That realization among traders and funds managers sparked a panic on Monday that caused the expiring May oil contract to crash to minus-$37.63 a barrel, the first time U.S. crude ended in negative territory in history.
“Firms have oil on pipelines on the way to Cushing and thought they had storage tied up and for some reason they didn’t,” said Phil Verleger, an oil economist and independent consultant.
The American Petroleum Institute, an industry group, said on Tuesday that Cushing inventories rose by 4.9 million barrels as of Friday, putting total stocks at 59.5 million barrels at the hub, leaving space for about 16 million barrels. The energy researcher’s data, while not official government data, is more up-to-date than U.S. federal figures.
“We have been forecasting for some weeks that Cushing, Oklahoma would reach tank tops by mid-to-late May,” said John Coleman, principal analyst at Wood Mackenzie. “Based on current trajectories, (that) looks to likely to happen in the first half of May instead.”
Monday’s historical trading in May crude futures was in part a panicked move ahead of its expiration on Tuesday. But June futures nearly repeated that trick on Tuesday, falling 43% to $11.57 a barrel. For now, the contract is in positive territory, but the price is falling because it is not looking like it will be any easier to find storage for barrels, and in fact, it could be harder.
Several major oil companies, including Magellan Midstream Partners, Enterprise Products Partners, and Enbridge inc own tanks at the hub, which they lease out for companies to store their oil. Some traders sublease that space. Barsamian, who brokers these transactions, said all tanks were leased by mid-March, and he has not subleased any space since late in the month.
That came as a shock to the likes of hedge funds who had jumped into the oil contract, only to realize that if they held the contract when it expires, they would be obligated to take the barrels that they do not want.
“I never been contacted by as many hedge funds as I did yesterday looking for storage. I had dozens of emails and phone calls from hedge funds,” said Barsamian. “They never really thought about the aspect of the physical delivery.”
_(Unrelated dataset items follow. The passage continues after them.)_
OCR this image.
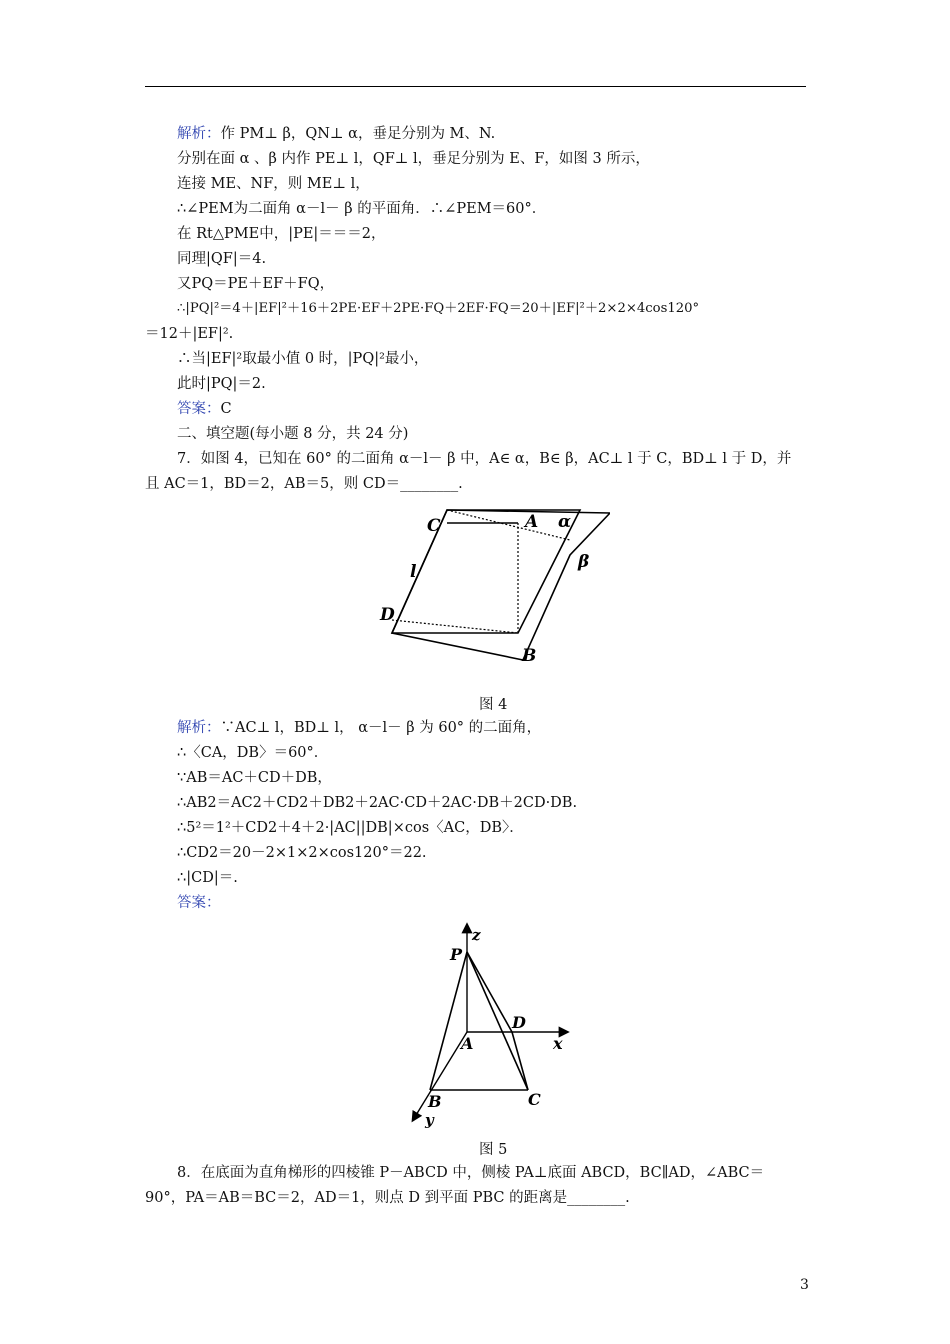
解析：作 PM⊥ β，QN⊥ α，垂足分别为 M、N.
分别在面 α 、β 内作 PE⊥ l，QF⊥ l，垂足分别为 E、F，如图 3 所示，
连接 ME、NF，则 ME⊥ l，
∴∠PEM为二面角 α－l－ β 的平面角．∴∠PEM＝60°．
在 Rt△PME中，|PE|＝＝＝2，
同理|QF|＝4.
又PQ＝PE＋EF＋FQ，
∴|PQ|²＝4＋|EF|²＋16＋2PE·EF＋2PE·FQ＋2EF·FQ＝20＋|EF|²＋2×2×4cos120°
＝12＋|EF|².
∴当|EF|²取最小值 0 时，|PQ|²最小，
此时|PQ|＝2.
答案：C
二、填空题(每小题 8 分，共 24 分)
7．如图 4，已知在 60° 的二面角 α－l－ β 中，A∈ α，B∈ β，AC⊥ l 于 C，BD⊥ l 于 D，并
且 AC＝1，BD＝2，AB＝5，则 CD＝________.
C	A α
β
l
D
B
图 4
解析：∵AC⊥ l，BD⊥ l， α－l－ β 为 60° 的二面角，
∴〈CA，DB〉＝60°．
∵AB＝AC＋CD＋DB，
∴AB2＝AC2＋CD2＋DB2＋2AC·CD＋2AC·DB＋2CD·DB.
∴5²＝1²＋CD2＋4＋2·|AC||DB|×cos〈AC，DB〉．
∴CD2＝20－2×1×2×cos120°＝22.
∴|CD|＝.
答案：
z
P
D
A	x
B	C
y
图 5
8．在底面为直角梯形的四棱锥 P－ABCD 中，侧棱 PA⊥底面 ABCD，BC∥AD，∠ABC＝
90°，PA＝AB＝BC＝2，AD＝1，则点 D 到平面 PBC 的距离是________.
3
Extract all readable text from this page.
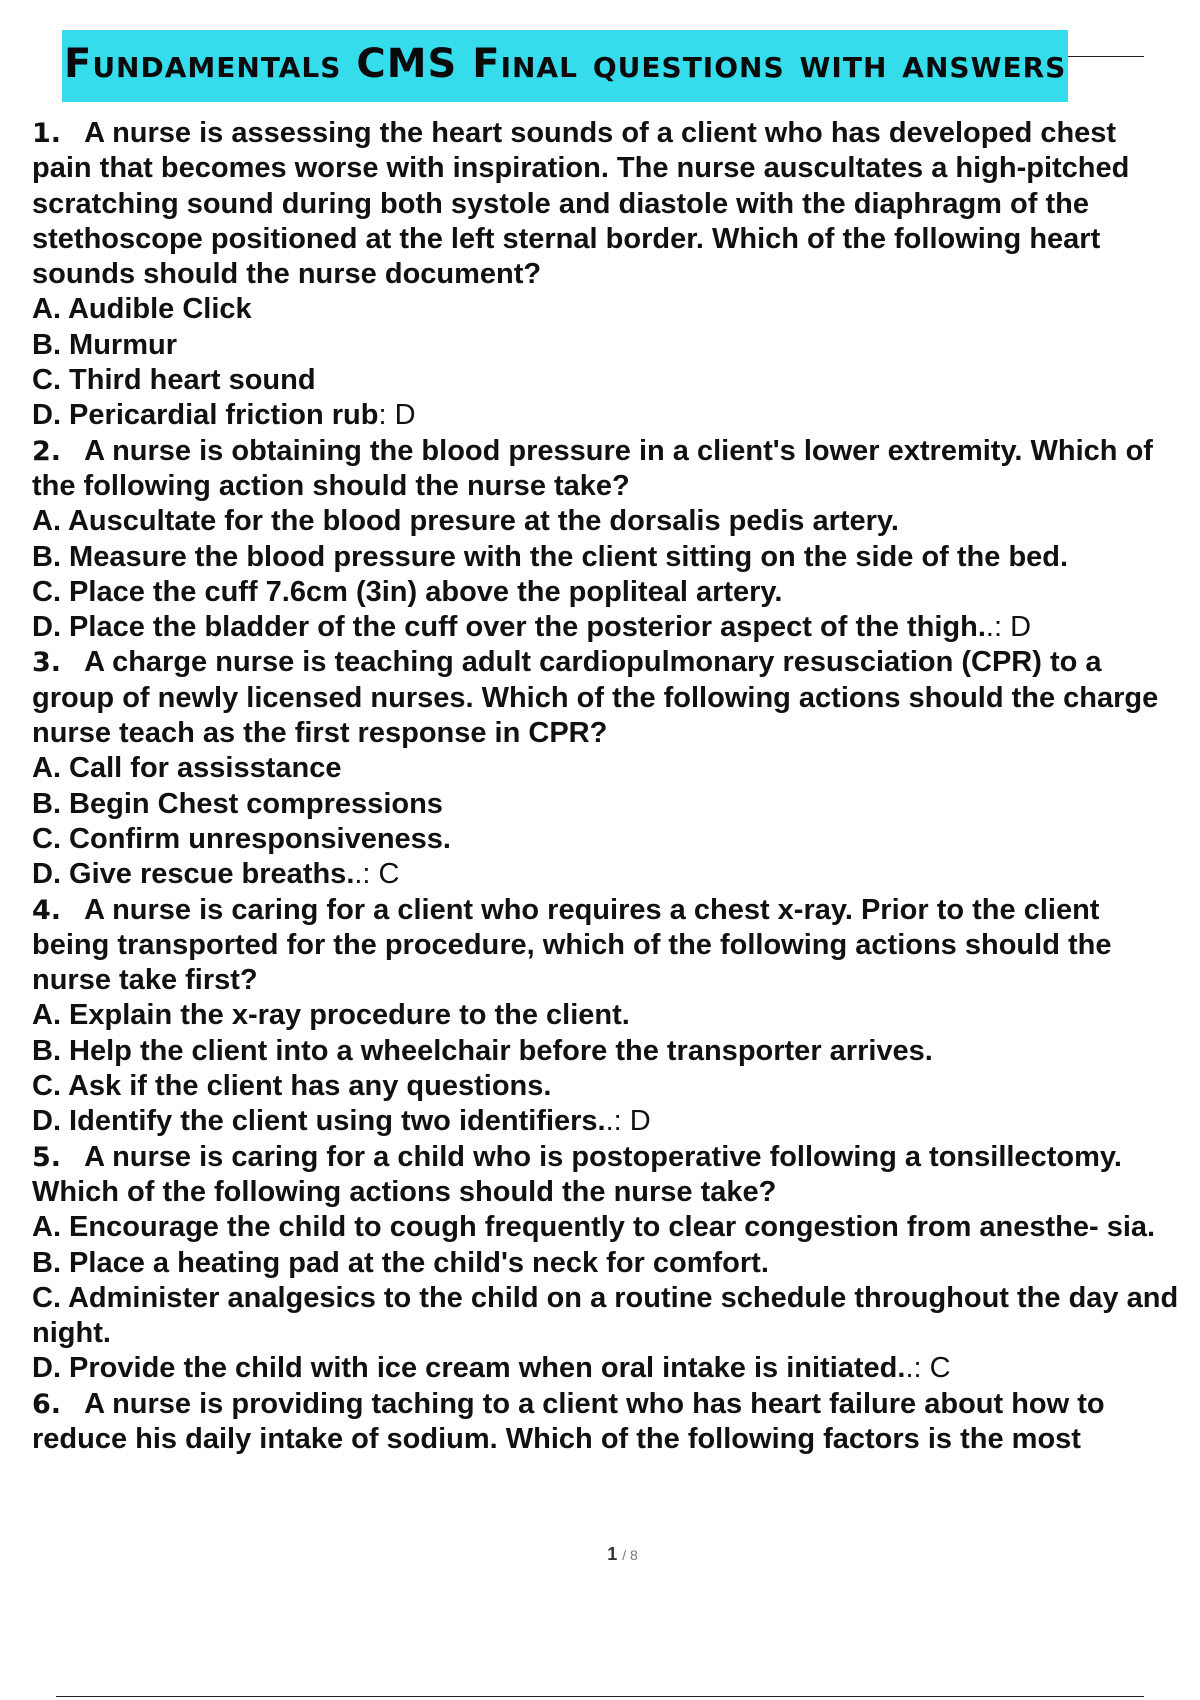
Fundamentals CMS Final questions with answers

1. A nurse is assessing the heart sounds of a client who has developed chest pain that becomes worse with inspiration. The nurse auscultates a high-pitched scratching sound during both systole and diastole with the diaphragm of the stethoscope positioned at the left sternal border. Which of the following heart sounds should the nurse document?

A. Audible Click
B. Murmur
C. Third heart sound
D. Pericardial friction rub: D

2. A nurse is obtaining the blood pressure in a client's lower extremity. Which of the following action should the nurse take?

A. Auscultate for the blood presure at the dorsalis pedis artery.
B. Measure the blood pressure with the client sitting on the side of the bed.
C. Place the cuff 7.6cm (3in) above the popliteal artery.
D. Place the bladder of the cuff over the posterior aspect of the thigh..: D

3. A charge nurse is teaching adult cardiopulmonary resusciation (CPR) to a group of newly licensed nurses. Which of the following actions should the charge nurse teach as the first response in CPR?

A. Call for assisstance
B. Begin Chest compressions
C. Confirm unresponsiveness.
D. Give rescue breaths..: C

4. A nurse is caring for a client who requires a chest x-ray. Prior to the client being transported for the procedure, which of the following actions should the nurse take first?

A. Explain the x-ray procedure to the client.
B. Help the client into a wheelchair before the transporter arrives.
C. Ask if the client has any questions.
D. Identify the client using two identifiers..: D

5. A nurse is caring for a child who is postoperative following a tonsillectomy. Which of the following actions should the nurse take?

A. Encourage the child to cough frequently to clear congestion from anesthe- sia.
B. Place a heating pad at the child's neck for comfort.
C. Administer analgesics to the child on a routine schedule throughout the day and night.
D. Provide the child with ice cream when oral intake is initiated..: C

6. A nurse is providing taching to a client who has heart failure about how to reduce his daily intake of sodium. Which of the following factors is the most

1 / 8
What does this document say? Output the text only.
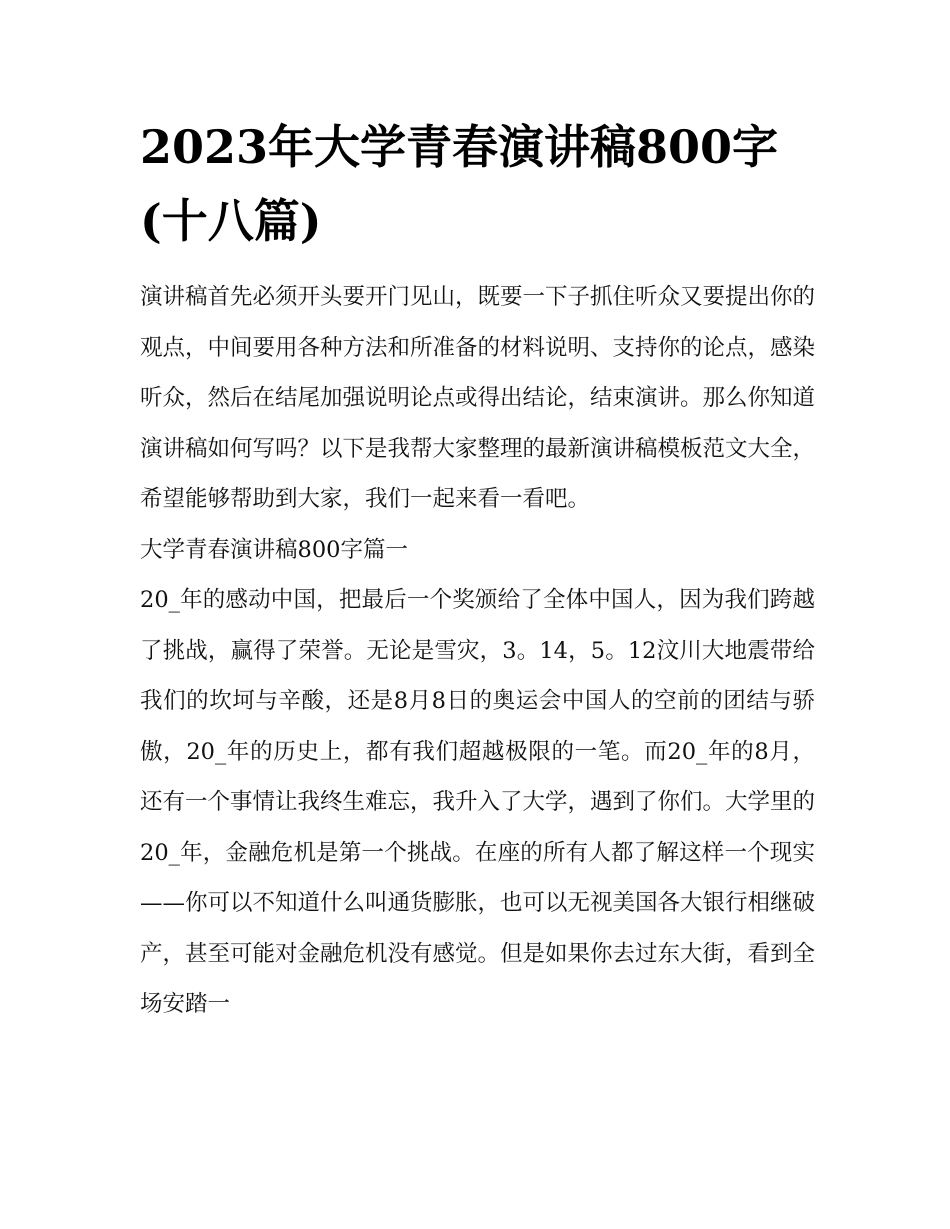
2023年大学青春演讲稿800字(十八篇)

演讲稿首先必须开头要开门见山，既要一下子抓住听众又要提出你的观点，中间要用各种方法和所准备的材料说明、支持你的论点，感染听众，然后在结尾加强说明论点或得出结论，结束演讲。那么你知道演讲稿如何写吗？以下是我帮大家整理的最新演讲稿模板范文大全，希望能够帮助到大家，我们一起来看一看吧。

大学青春演讲稿800字篇一

20_年的感动中国，把最后一个奖颁给了全体中国人，因为我们跨越了挑战，赢得了荣誉。无论是雪灾，3。14，5。12汶川大地震带给我们的坎坷与辛酸，还是8月8日的奥运会中国人的空前的团结与骄傲，20_年的历史上，都有我们超越极限的一笔。而20_年的8月，还有一个事情让我终生难忘，我升入了大学，遇到了你们。大学里的20_年，金融危机是第一个挑战。在座的所有人都了解这样一个现实——你可以不知道什么叫通货膨胀，也可以无视美国各大银行相继破产，甚至可能对金融危机没有感觉。但是如果你去过东大街，看到全场安踏一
Flows into Cushing accelerated in the last two weeks after Enterprise Products Partners started shipping on unused pipeline space from the U.S. Gulf Coast to Cushing.
Enterprise and Enbridge declined to comment, citing confidentiality concerns. A Magellan spokesperson said that the company has received significant interest in storage throughout its system, without specifically discussing Cushing.